Hot on the tail of the Sinclair Micro 6, as the miniature wireless set was called, came a whole string of techno-triumphs. There was the first digital watch, the first calculator, the first cheap home computer, the first pocket TV, the first consumer electric car. Sir Clive invented almost everything there was to invent, plus several bits and pieces that didn't want to be invented, but which he devised anyway.

With all that brilliance, it wouldn't be unreasonable to expect MENSA's recently retired chairman to be up there with Bill Gates. Yet outside of this country, Sir Clive Sinclair is barely known. He's not a poor man, but you won't find him in the Top 500 anything, really. He's just Sir Clive of the C5, clever, English, a bit potty, and, er, that's it.

Well. the news is that Sir C has not another invention on the market, a tiny, sexy little black number, cute as a bug's ear and almost small enough to fit into one. Come on then, guess what it is. An in-ear telephone? A lobe-sized mini-computer? A Eustachian tube-proportioned spacecraft? A car for ants? Nope. It is (roll of drums)... a miniature radio. A little bit smaller than the Sinclair Micro 6 of yore. A lot lighter at half an ounce. A wee bit tackier. But at an amazing price of just 9.50, and a perfectly adequate performer to boot.

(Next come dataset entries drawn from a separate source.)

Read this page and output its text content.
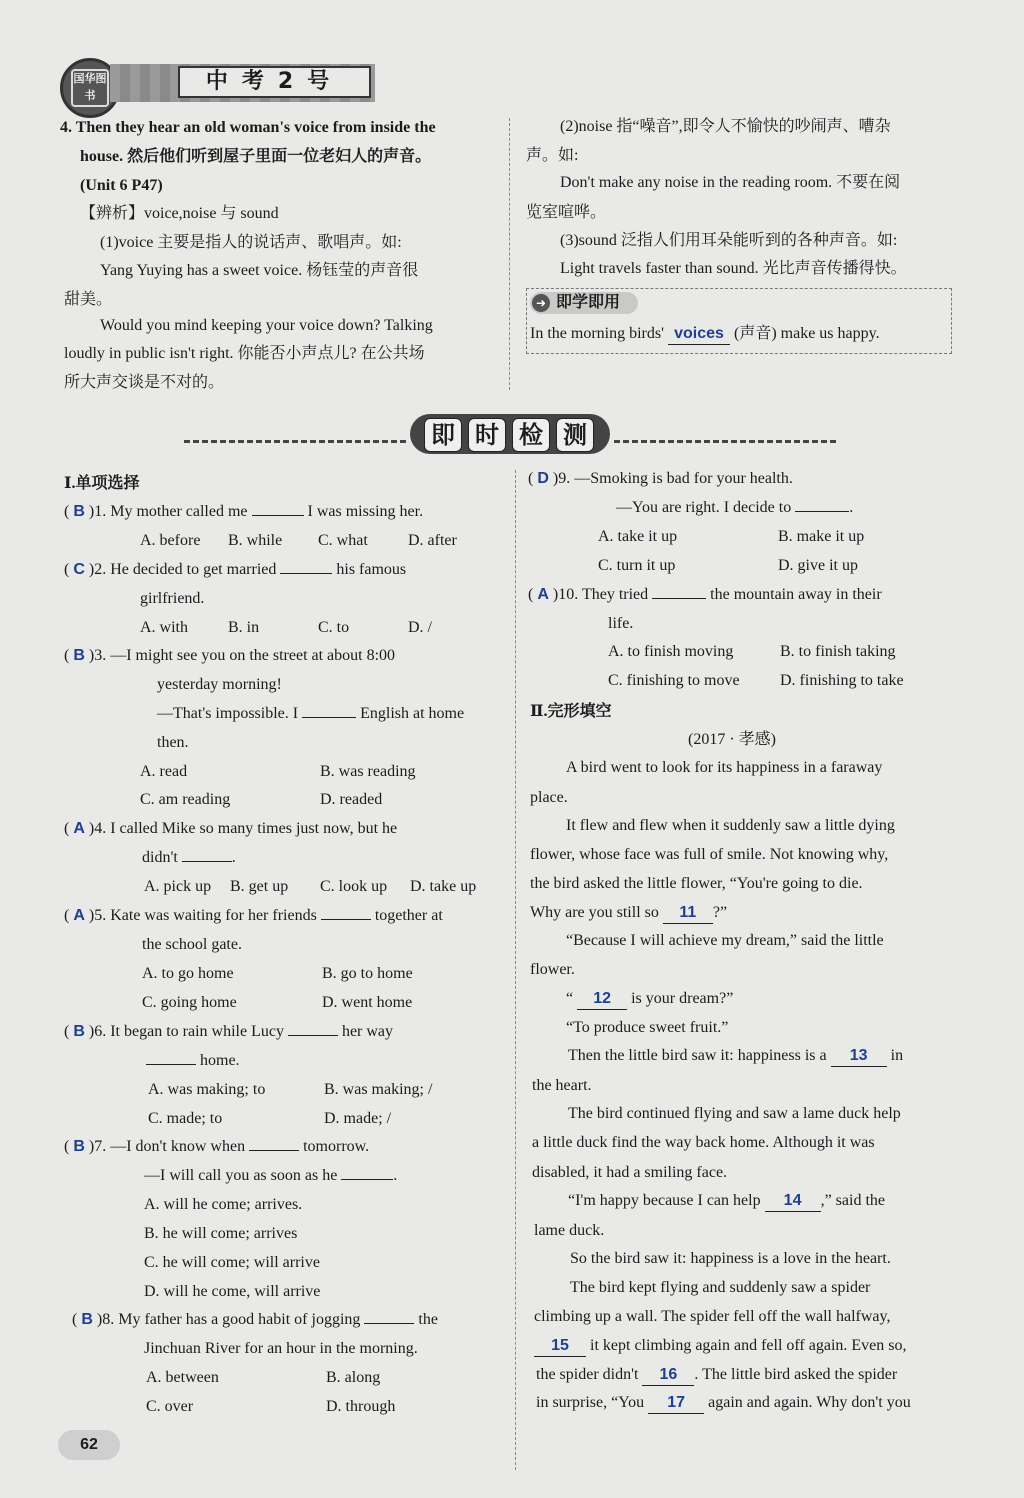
国华图书
中考2号
4. Then they hear an old woman's voice from inside the
house. 然后他们听到屋子里面一位老妇人的声音。
(Unit 6 P47)
【辨析】voice,noise 与 sound
(1)voice 主要是指人的说话声、歌唱声。如:
Yang Yuying has a sweet voice. 杨钰莹的声音很
甜美。
Would you mind keeping your voice down? Talking
loudly in public isn't right. 你能否小声点儿? 在公共场
所大声交谈是不对的。
(2)noise 指“噪音”,即令人不愉快的吵闹声、嘈杂
声。如:
Don't make any noise in the reading room. 不要在阅
览室喧哗。
(3)sound 泛指人们用耳朵能听到的各种声音。如:
Light travels faster than sound. 光比声音传播得快。
➜ 即学即用
In the morning birds' voices (声音) make us happy.
即 时 检 测
Ⅰ.单项选择
( B )1. My mother called me	I was missing her.
A. before B. while C. what	D. after
( C )2. He decided to get married	his famous
girlfriend.
A. with	B. in	C. to	D. /
( B )3. —I might see you on the street at about 8:00
yesterday morning!
—That's impossible. I	English at home
then.
A. read	B. was reading
C. am reading	D. readed
( A )4. I called Mike so many times just now, but he
didn't	.
A. pick up B. get up C. look up D. take up
( A )5. Kate was waiting for her friends	together at
the school gate.
A. to go home	B. go to home
C. going home	D. went home
( B )6. It began to rain while Lucy	her way
home.
A. was making; to	B. was making; /
C. made; to	D. made; /
( B )7. —I don't know when	tomorrow.
—I will call you as soon as he	.
A. will he come; arrives.
B. he will come; arrives
C. he will come; will arrive
D. will he come, will arrive
( B )8. My father has a good habit of jogging	the
Jinchuan River for an hour in the morning.
A. between	B. along
C. over	D. through
( D )9. —Smoking is bad for your health.
—You are right. I decide to	.
A. take it up	B. make it up
C. turn it up	D. give it up
( A )10. They tried	the mountain away in their
life.
A. to finish moving	B. to finish taking
C. finishing to move	D. finishing to take
Ⅱ.完形填空
(2017 · 孝感)
A bird went to look for its happiness in a faraway
place.
It flew and flew when it suddenly saw a little dying
flower, whose face was full of smile. Not knowing why,
the bird asked the little flower, “You're going to die.
Why are you still so 11 ?”
“Because I will achieve my dream,” said the little
flower.
“ 12 is your dream?”
“To produce sweet fruit.”
Then the little bird saw it: happiness is a 13 in
the heart.
The bird continued flying and saw a lame duck help
a little duck find the way back home. Although it was
disabled, it had a smiling face.
“I'm happy because I can help 14 ,” said the
lame duck.
So the bird saw it: happiness is a love in the heart.
The bird kept flying and suddenly saw a spider
climbing up a wall. The spider fell off the wall halfway,
15 it kept climbing again and fell off again. Even so,
the spider didn't 16 . The little bird asked the spider
in surprise, “You 17 again and again. Why don't you
62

The X1 Button Radio is a proper FM receiver with auto-scan tuning, just like a car radio. It runs on a lithium battery, which should last a year, and is guaranteed by Sir Olive to stay put in your earhole even when you're on the dance floor, which he should know about, since he's rarely off one. A slight drawback to the X1 is the long wire aerial which dangles down, but even Sir Clive Sinclair can't change the whimsical nature of FM-radio signals, so he can't be blamed for that.